The understanding of CCR5 starts from inflammations. Under physiological and pathological conditions, it plays a crucial role in communication with and movement in leukocytes (18). Currently, studies on CCR5 gene polymorphism have discovered its role in many diseases, and its role is especially significant in human immune system defect. It was mentioned in the paper of Aguilar et al (19) that CCR5 gene polymorphism plays a part in the generation of anti-double-stranded DNA (dsDNA) autoantibody and the occurrence of lupus nephritis. Furthermore, the report of Tebas et al (20) mentioned that CCR5 exerts vital regulating effects in the process of human immunodeficiency virus type 1 (HIV-1) infection.
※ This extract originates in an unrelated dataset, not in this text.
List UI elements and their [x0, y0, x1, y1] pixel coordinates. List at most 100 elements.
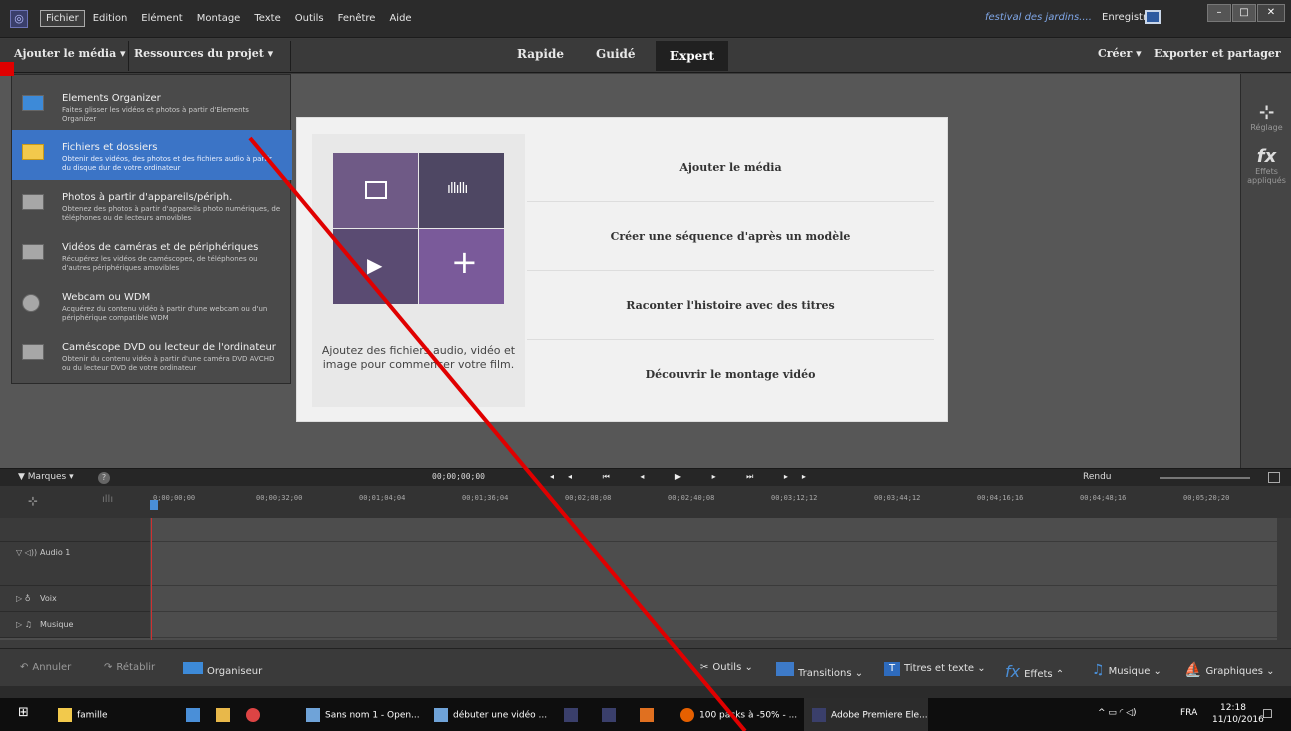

There were still some limitations in this study; there were plenty of SNPs in CCR5 and NLRP3, and further studies on the relationship between different loci and the onset risk of renal damage due to HCV-related cryoglobulinemia are needed. Moreover, the susceptibility-related study was conducted only for CCR5 and NLRP3 gene polymorphisms in this study, and the sample size was small, so it could not prove this experiment was representative; therefore, studies with larger sample sizes are needed in the future to reduce bias of the experimental results.

In conclusion, CRR5-rs1799987 gene polymorphism is associated with renal damage due to HCV-related cryoglobulinemia, and the G allele can effectively lower the onset risk of the disease, while NLRP3-rs35829419 has no correlation with renal damage due to HCV-related cryoglobulinemia.